Pour autant la liberté d’expression rencontre ses limites dans les propos injurieux, diffamatoires ou excessifs.

La sanction ou le licenciement d’un salarié pour les propos qu’il tient est une mesure portant restriction à sa liberté d’expression. Cela implique pour le juge qui serait saisit de la contestation d’un telle mesure de rechercher si, concrètement, dans les circonstances qui lui sont soumises, la mesure était nécessaire dans une société démocratique et, pour ce faire, d’apprécier la nécessité de la mesure au regard du but poursuivi, son adéquation et son caractère proportionné à cet objectif[1].

Dans son arrêt du 15 juin 2022, la Cour de cassation approuve le licenciement d’une salariée qui avait tenu des propos constitutifs de diffamation à l’encontre de son employeur.

La diffamation est, on le rappelle, toute allégation ou imputation d'un fait qui porte atteinte à l'honneur ou à la considération de la personne ou du corps auquel le fait est imputé.

En l’espèce, la salariée licenciée avait affirmé à l'un de ses collègues, en présence de deux de ses amis, que leur employeur tenait à son égard des propos, blessants et humiliants, selon lesquels il serait « le plus mauvais peintre qu'ils avaient pu avoir dans l'entreprise » (en l’espèce une entreprise de carrosserie).

La Cour de cassation approuve les juges du fond qui, ayant relevé que les employeurs contestaient avoir tenu de tels propos et alors que la salariée ne soutenait pas qu'ils l'avaient réellement fait, ont relevé que l'affirmation publique selon laquelle l'employeur aurait tenu de tels propos constituait un dénigrement de ce dernier, et ont fait ressortir le caractère diffamatoire de ces propos et ont ainsi pu en déduire que la salariée avait abusé de sa liberté d'expression.

Il faut relever ici que le caractère public des propos est retenu malgré le caractère très limité des personnes présentes (« deux amis »). Cela suffit, en présence de propos dénigrants portant atteinte à la considération de l’employeur, à caractériser la diffamation.

L’intérêt de cet arrêt réside encore également dans le fait que les propos sanctionné par un licenciement ont été tenus en dehors de l’entreprise et hors temps de travail.

On le sait, un motif tiré de la vie personnelle du salarié ne peut justifier un licenciement disciplinaire que s'il constitue un manquement de l'intéressé à une obligation découlant de son contrat de travail.

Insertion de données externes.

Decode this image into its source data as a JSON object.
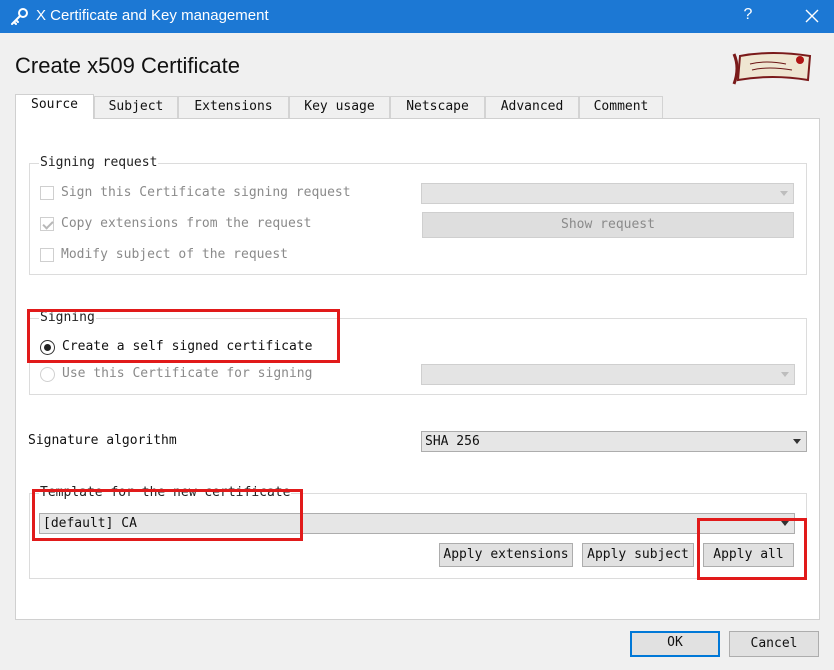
{
  "window": {
    "title": "X Certificate and Key management",
    "help_label": "?"
  },
  "dialog": {
    "heading": "Create x509 Certificate"
  },
  "tabs": [
    {
      "label": "Source",
      "active": true
    },
    {
      "label": "Subject"
    },
    {
      "label": "Extensions"
    },
    {
      "label": "Key usage"
    },
    {
      "label": "Netscape"
    },
    {
      "label": "Advanced"
    },
    {
      "label": "Comment"
    }
  ],
  "signing_request": {
    "title": "Signing request",
    "sign_csr_label": "Sign this Certificate signing request",
    "sign_csr_checked": false,
    "sign_csr_value": "",
    "copy_extensions_label": "Copy extensions from the request",
    "copy_extensions_checked": true,
    "show_request_label": "Show request",
    "modify_subject_label": "Modify subject of the request",
    "modify_subject_checked": false
  },
  "signing": {
    "title": "Signing",
    "self_signed_label": "Create a self signed certificate",
    "self_signed_selected": true,
    "use_cert_label": "Use this Certificate for signing",
    "use_cert_selected": false,
    "use_cert_value": ""
  },
  "signature_algorithm": {
    "label": "Signature algorithm",
    "value": "SHA 256"
  },
  "template": {
    "title": "Template for the new certificate",
    "value": "[default] CA",
    "apply_extensions_label": "Apply extensions",
    "apply_subject_label": "Apply subject",
    "apply_all_label": "Apply all"
  },
  "footer": {
    "ok_label": "OK",
    "cancel_label": "Cancel"
  },
  "colors": {
    "titlebar": "#1c78d4",
    "highlight": "#e11a1a",
    "default_button_border": "#0078d7"
  }
}
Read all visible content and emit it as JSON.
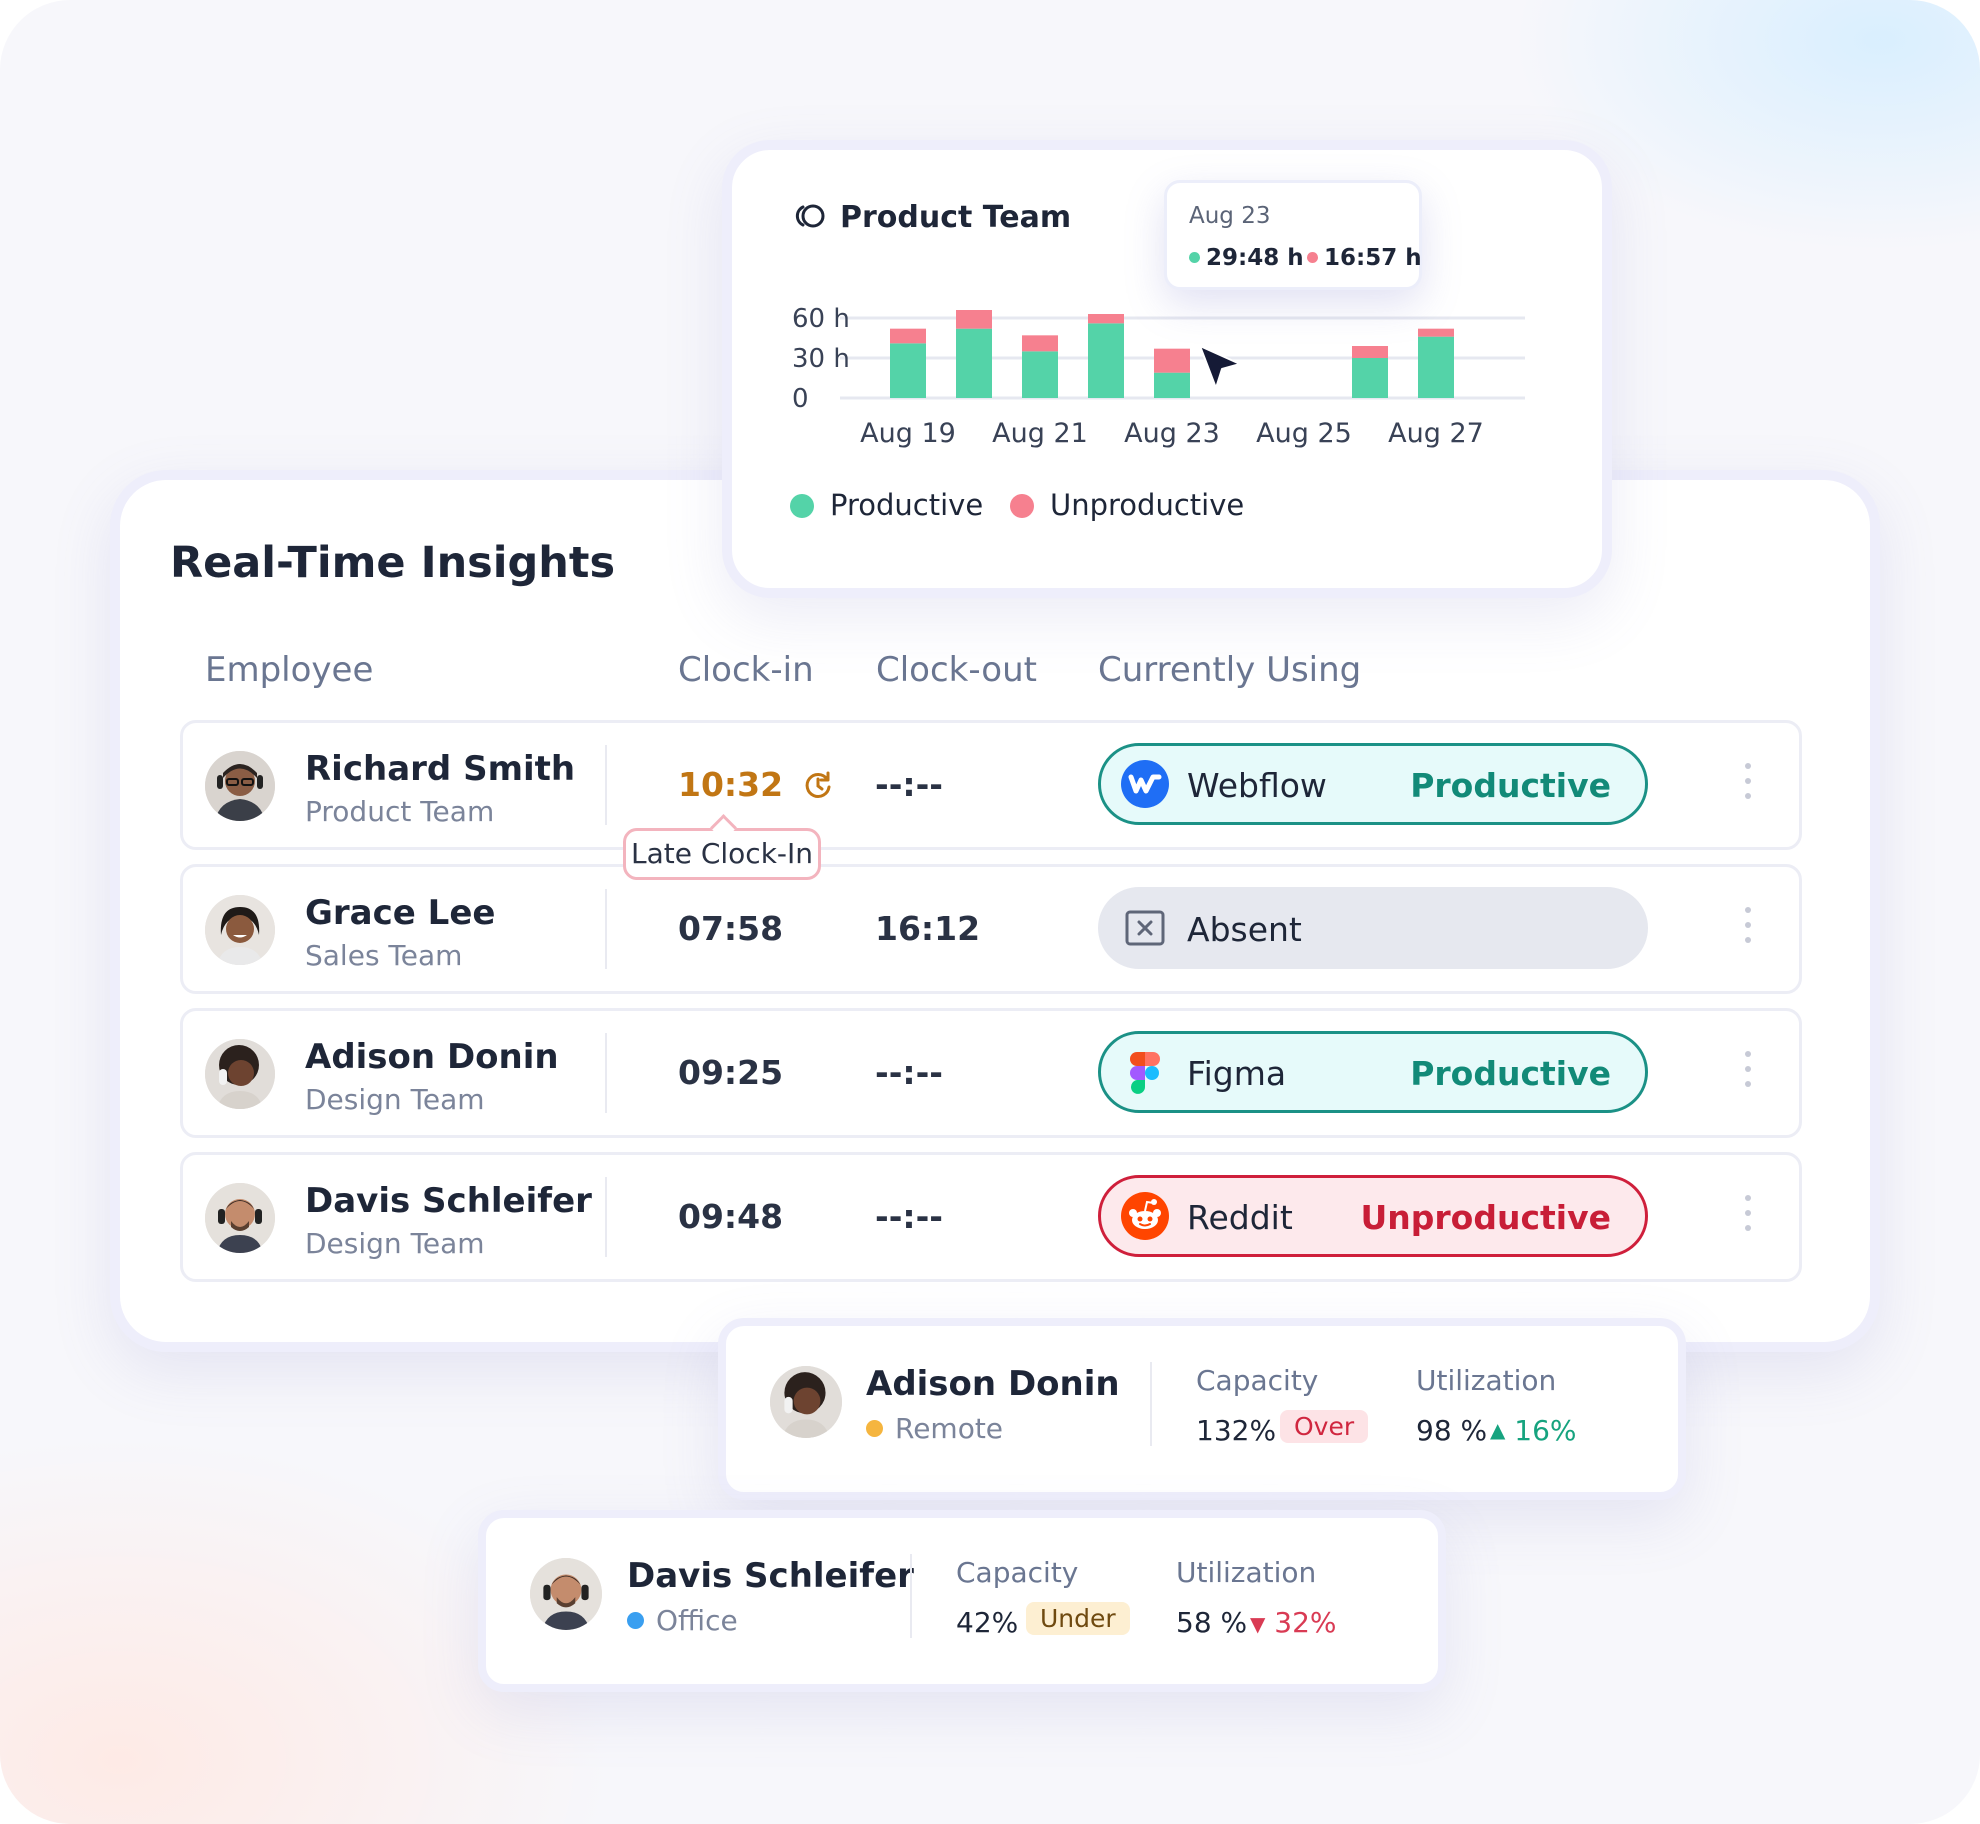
{
  "colors": {
    "productive": "#54d3a8",
    "unproductive": "#f6808f",
    "productive_text": "#128a78",
    "unproductive_text": "#c81e37",
    "late": "#c17614"
  },
  "chart_card": {
    "title": "Product Team",
    "icon": "loop-icon",
    "tooltip": {
      "date": "Aug 23",
      "productive": "29:48 h",
      "unproductive": "16:57 h"
    },
    "legend": [
      "Productive",
      "Unproductive"
    ]
  },
  "chart_data": {
    "type": "bar",
    "stacked": true,
    "categories": [
      "Aug 19",
      "Aug 20",
      "Aug 21",
      "Aug 22",
      "Aug 23",
      "Aug 24",
      "Aug 25",
      "Aug 26",
      "Aug 27"
    ],
    "x_tick_labels": [
      "Aug 19",
      "Aug 21",
      "Aug 23",
      "Aug 25",
      "Aug 27"
    ],
    "y_tick_labels": [
      "60 h",
      "30 h",
      "0"
    ],
    "y_ticks": [
      60,
      30,
      0
    ],
    "ylim": [
      0,
      72
    ],
    "series": [
      {
        "name": "Productive",
        "color": "#54d3a8",
        "values": [
          41,
          52,
          35,
          56,
          19,
          0,
          0,
          30,
          46
        ]
      },
      {
        "name": "Unproductive",
        "color": "#f6808f",
        "values": [
          11,
          14,
          12,
          7,
          18,
          0,
          0,
          9,
          6
        ]
      }
    ],
    "grid": true,
    "legend_position": "bottom-left",
    "highlighted_category": "Aug 23"
  },
  "main": {
    "title": "Real-Time Insights",
    "columns": [
      "Employee",
      "Clock-in",
      "Clock-out",
      "Currently Using"
    ],
    "late_tooltip": "Late Clock-In",
    "rows": [
      {
        "name": "Richard Smith",
        "team": "Product Team",
        "clock_in": "10:32",
        "clock_out": "--:--",
        "app": "Webflow",
        "status": "Productive",
        "late": true
      },
      {
        "name": "Grace Lee",
        "team": "Sales Team",
        "clock_in": "07:58",
        "clock_out": "16:12",
        "app": "Absent",
        "status": ""
      },
      {
        "name": "Adison Donin",
        "team": "Design Team",
        "clock_in": "09:25",
        "clock_out": "--:--",
        "app": "Figma",
        "status": "Productive"
      },
      {
        "name": "Davis Schleifer",
        "team": "Design Team",
        "clock_in": "09:48",
        "clock_out": "--:--",
        "app": "Reddit",
        "status": "Unproductive"
      }
    ]
  },
  "details": [
    {
      "name": "Adison Donin",
      "location": "Remote",
      "location_color": "#f5b53f",
      "capacity_label": "Capacity",
      "capacity": "132%",
      "capacity_badge": "Over",
      "utilization_label": "Utilization",
      "utilization": "98 %",
      "trend": "16%",
      "trend_dir": "up"
    },
    {
      "name": "Davis Schleifer",
      "location": "Office",
      "location_color": "#3a9ff0",
      "capacity_label": "Capacity",
      "capacity": "42%",
      "capacity_badge": "Under",
      "utilization_label": "Utilization",
      "utilization": "58 %",
      "trend": "32%",
      "trend_dir": "down"
    }
  ]
}
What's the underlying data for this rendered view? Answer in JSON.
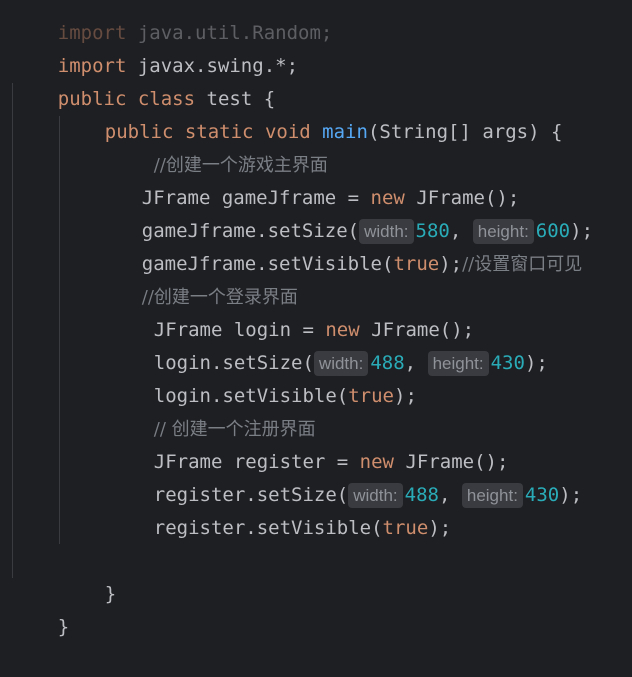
{
  "code": {
    "line0_import_kw": "import",
    "line0_import_path": "java.util.Random;",
    "line1_import_kw": "import",
    "line1_import_path": "javax.swing.*;",
    "class_public": "public",
    "class_kw": "class",
    "class_name": "test",
    "brace_open": "{",
    "main_public": "public",
    "main_static": "static",
    "main_void": "void",
    "main_name": "main",
    "main_params": "(String[] args) {",
    "c1": "//创建一个游戏主界面",
    "l_game_type": "JFrame gameJframe = ",
    "l_game_new": "new",
    "l_game_ctor": " JFrame();",
    "l_game_setsize": "gameJframe.setSize(",
    "hint_width": "width:",
    "hint_height": "height:",
    "game_w": "580",
    "game_h": "600",
    "l_game_visible": "gameJframe.setVisible(",
    "true_kw": "true",
    "l_game_visible_end": ");",
    "c_visible": "//设置窗口可见",
    "c2": "//创建一个登录界面",
    "l_login_type": "JFrame login = ",
    "l_login_ctor": " JFrame();",
    "l_login_setsize": "login.setSize(",
    "login_w": "488",
    "login_h": "430",
    "l_login_visible": "login.setVisible(",
    "c3": "// 创建一个注册界面",
    "l_reg_type": "JFrame register = ",
    "l_reg_ctor": " JFrame();",
    "l_reg_setsize": "register.setSize(",
    "reg_w": "488",
    "reg_h": "430",
    "l_reg_visible": "register.setVisible(",
    "close_paren_semicolon": ");",
    "comma": ", ",
    "close_main": "}",
    "close_class": "}"
  },
  "colors": {
    "background": "#1e1f22",
    "keyword": "#cf8e6d",
    "method": "#56a8f5",
    "number": "#2aacb8",
    "comment": "#7a7e85",
    "text": "#bcbec4",
    "hint_bg": "#393b40"
  }
}
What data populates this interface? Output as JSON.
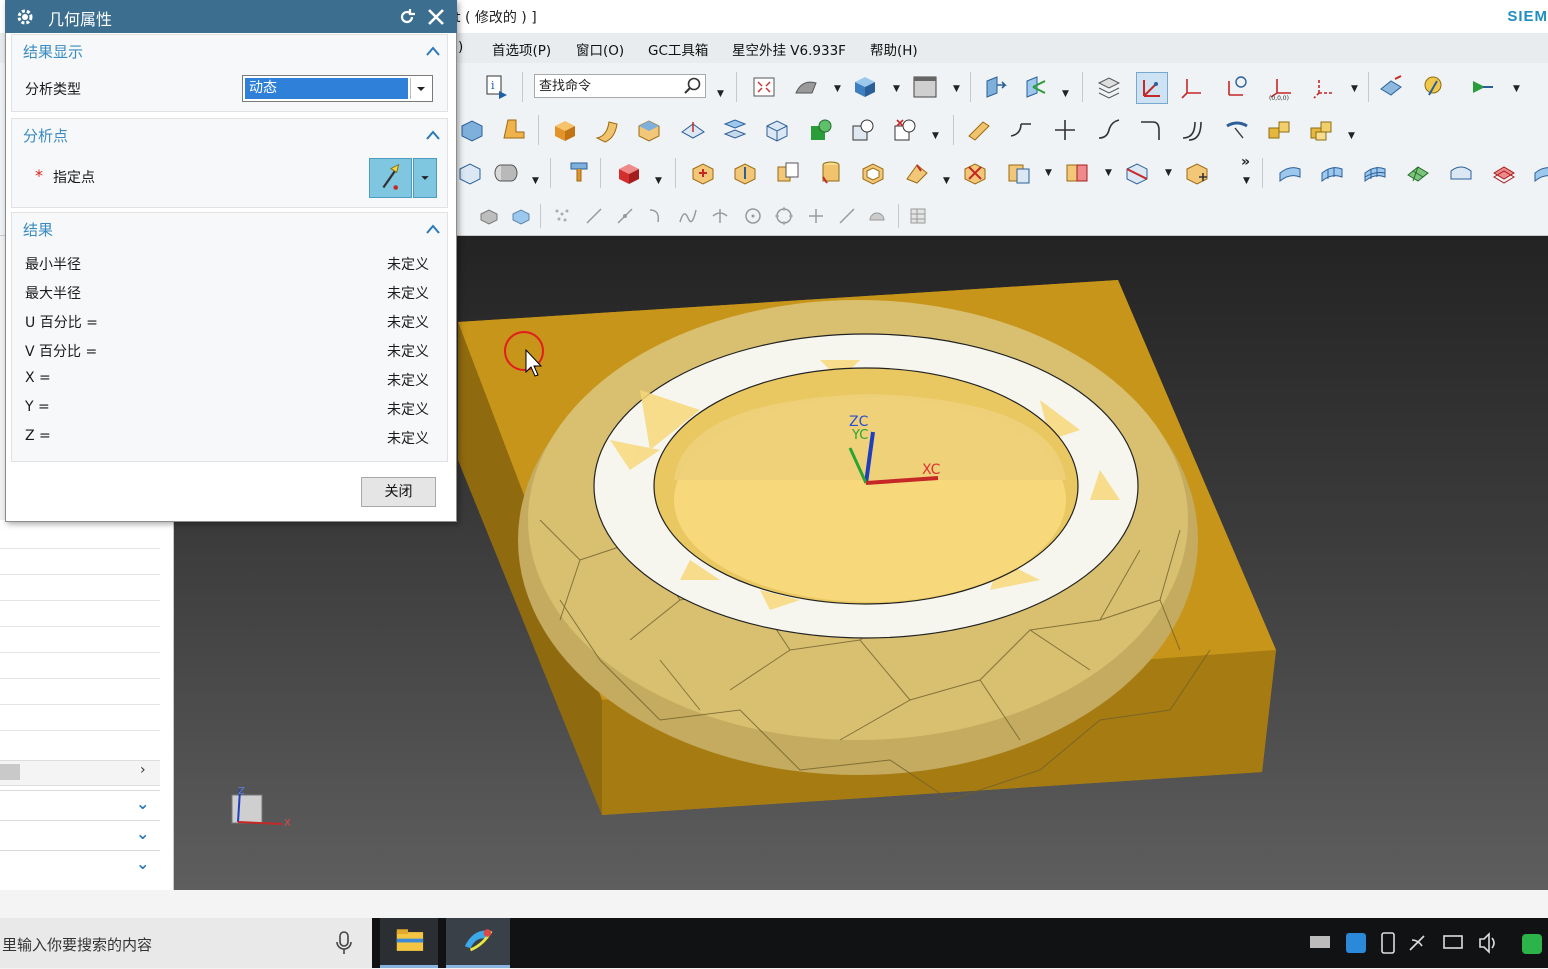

Or, parmi ces obligations, figure l’obligation de loyauté découlant de l’article L1222-1 du Code du travail aux termes duquel « Le contrat de travail est exécuté de bonne foi ». Cette obligation de bonne foi, qu’elle soit ou non rappelée dans le contrat de travail, s’impose tant à l’employeur qu’au salarié. L’obligation de loyauté du salarié demeure même en dehors du temps et du lieu de travail.

La Cour de cassation relève dans cette affaire que la Cour d’appel avait constaté que, même si ces propos avaient été tenus en dehors du temps et du lieu du travail, ils avaient été adressés à un autre salarié de l'entreprise afin de donner une mauvaise image de ses dirigeants et créer un malaise entre ces derniers et les membres du personnel.

Dès lors, la Cour de cassation estime que la Cour d’appel a pu en déduire que ces propos caractérisaient un manquement de la salariée à son obligation de loyauté découlant de son contrat de travail et ainsi décider que le comportement de la salariée constituait une cause réelle et sérieuse de licenciement.

Tout reste ici question de discernement et toute ingérence de l’employeur dans l’exercice de la liberté d’expression du salarié n’est pas permise.

Il convient notamment de relever que la caractérisation de l’abus dans l’exercice de la liberté d’expression sera appréciée plus restrictivement lorsqu’il émane d’un salarié titulaire d’une mandat de représentant du personnel ou de représentant syndical, lorsque les propos ont été tenus dans le cadre l’exercice de ce mandat.

Il en va de même des critiques qu’émettrait un salarié sur l’organisation de son travail par son supérieur hiérarchique dans le cadre de l’exercice, au cours d’une réunion, de son droit d’expression directe et collective prévue et protégé par les articles L. 2281-1 et L. 2281-3 du Code du travail[2].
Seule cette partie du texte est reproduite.